Le ministre et écrivain Atef Abu Saif, à Rafah, dans le sud de la bande de Gaza, en décembre 2023.

Vendredi 17 novembre

La nuit dernière, j’ai dû dormir dans une école. J’étais allé rendre visite à ma sœur Halima, qui s’est réfugiée dans l’une d’entre elles, lorsque les attaques israéliennes se sont tout à coup intensifiées. J’ai attendu que la nuit tombe et que les explosions baissent en intensité. Mais il était trop tard pour s’aventurer dans les rues. Je suis donc resté.

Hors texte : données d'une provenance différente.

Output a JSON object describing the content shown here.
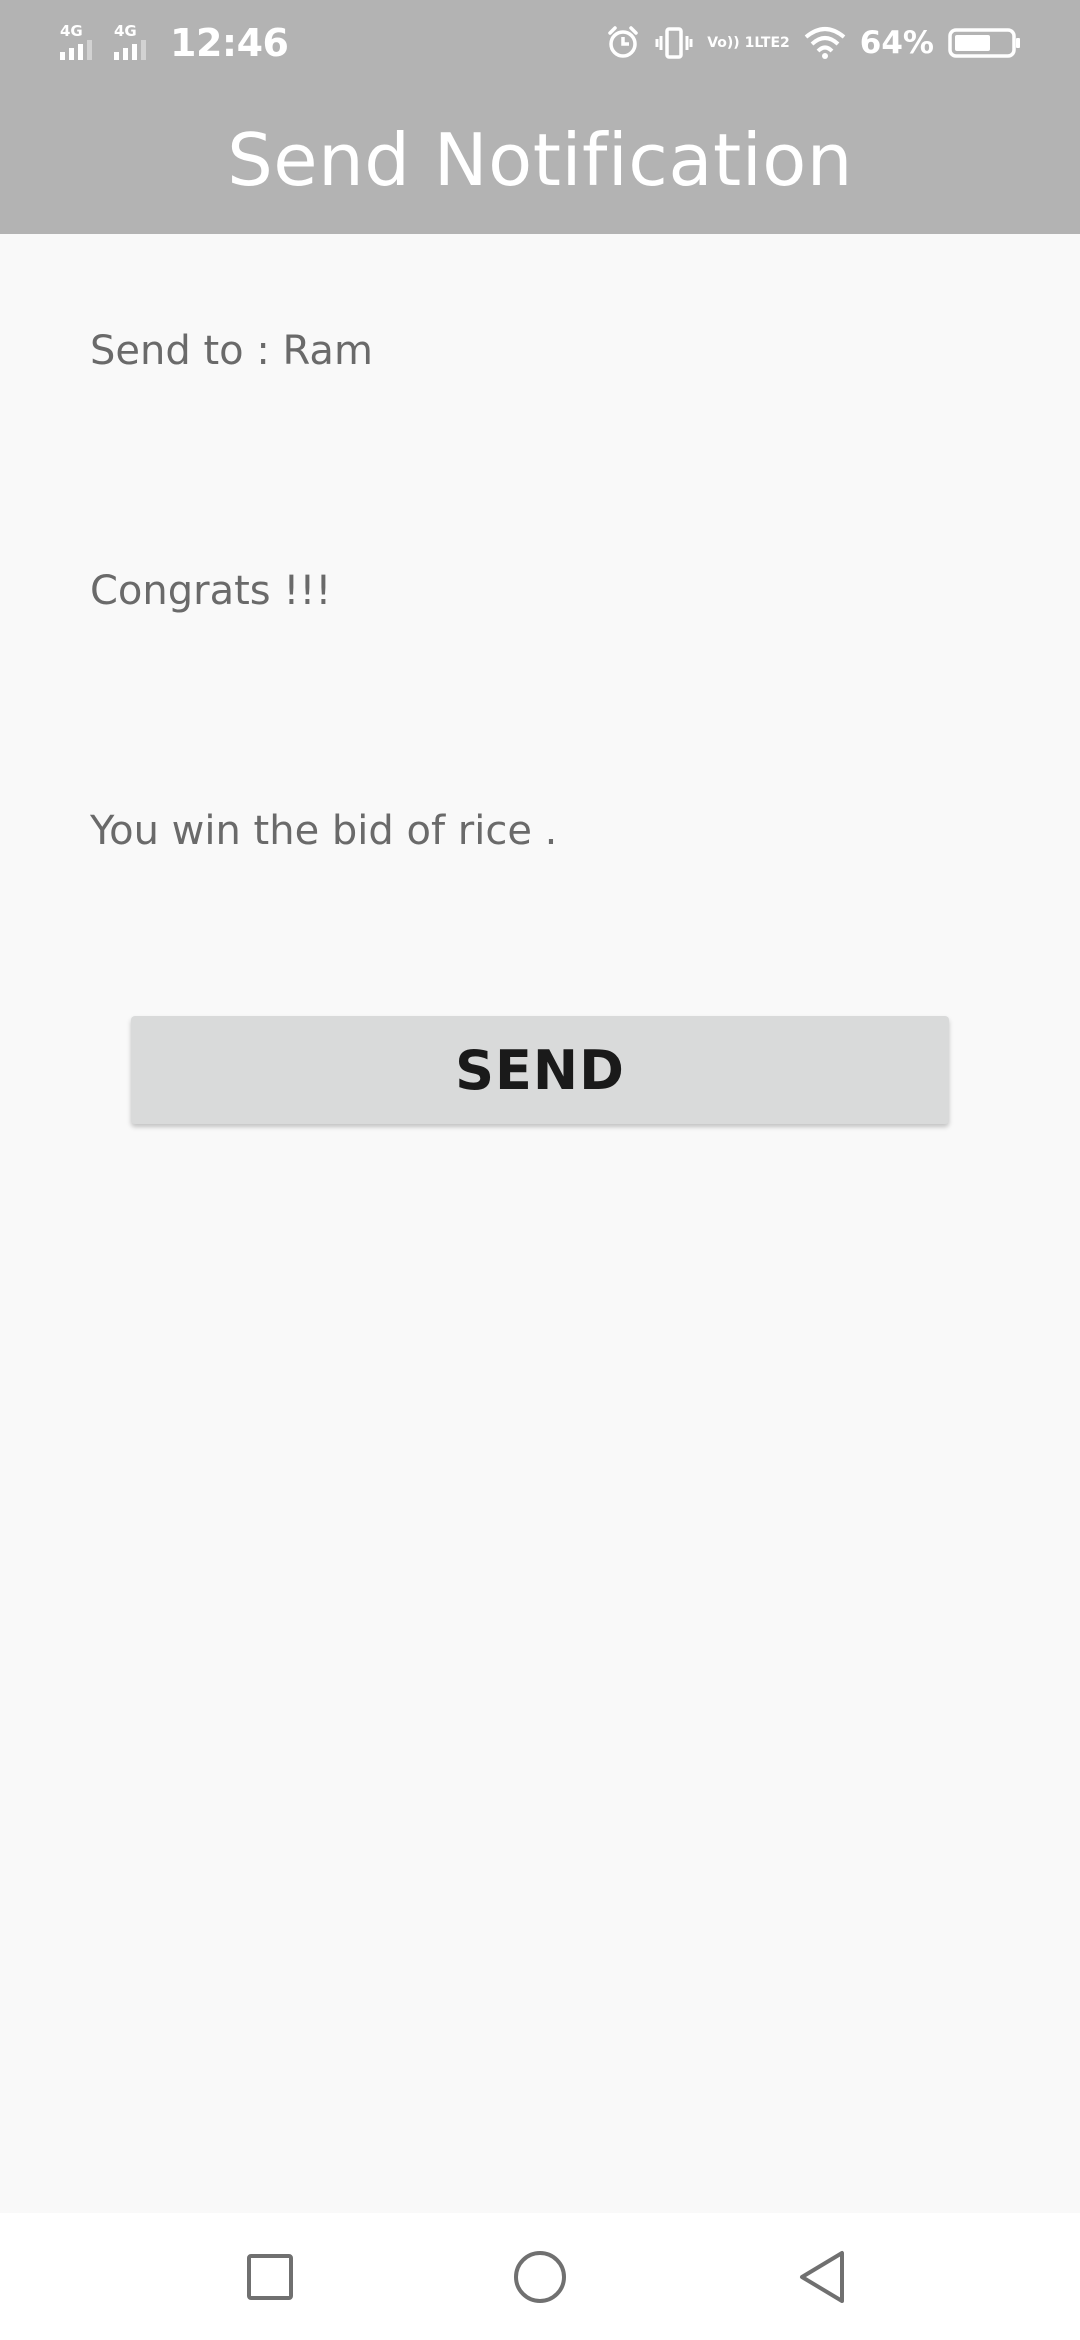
{
  "status_bar": {
    "sim1_network": "4G",
    "sim2_network": "4G",
    "time": "12:46",
    "volte_top": "Vo)) 1",
    "volte_bottom": "LTE2",
    "battery_percent": "64%",
    "battery_level": 0.64,
    "icons": [
      "signal-icon",
      "signal-icon",
      "alarm-icon",
      "vibrate-icon",
      "volte-icon",
      "wifi-icon",
      "battery-icon"
    ]
  },
  "header": {
    "title": "Send Notification"
  },
  "form": {
    "send_to": "Send to : Ram",
    "subject": "Congrats !!!",
    "message": "You win the bid of rice ."
  },
  "actions": {
    "send_label": "SEND"
  },
  "nav_bar": {
    "icons": [
      "recents-icon",
      "home-icon",
      "back-icon"
    ]
  },
  "colors": {
    "app_bar": "#b3b3b3",
    "background": "#f9f9f9",
    "button": "#d9dada",
    "text": "#6a6a6a"
  }
}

A l’intérieur, les gens se sont créé une nouvelle vie. Certains vivent dans des salles de classe, d’autres sous des tentes improvisées, aménagées avec du tissu et des couvertures dans la cour de récréation. Il y a cinq salles d’eau dans le bâtiment, qui servent à des centaines de personnes. Pendant la journée, les gens font la queue pendant des heures pour utiliser les toilettes. Mais, la nuit, lorsque les lumières sont éteintes, ils utilisent des seaux, dans les tentes, seulement pour uriner. Nous entendons toutes les conversations qui proviennent des tentes voisines. Il n’y a pas d’intimité ici.

Sur le site des frappes israéliennes  tombées sur le camp de Jabaliya, dans le nord de la bande de Gaza, le 18 novembre 2023.

Vers 2 h 30, un énorme débris tombe dans la cour. Un morceau de béton a heurté le haut plafond métallique qui nous surplombe. Une femme crie. Nous nous réveillons tous. La nuit se confond avec le jour. J’entends le sifflement des roquettes et des obus et je regarde le ciel s’illuminer à travers le tissu de la tente. Je fais de mon mieux pour ne pas utiliser le seau. Vers 4 heures, je ne peux plus résister.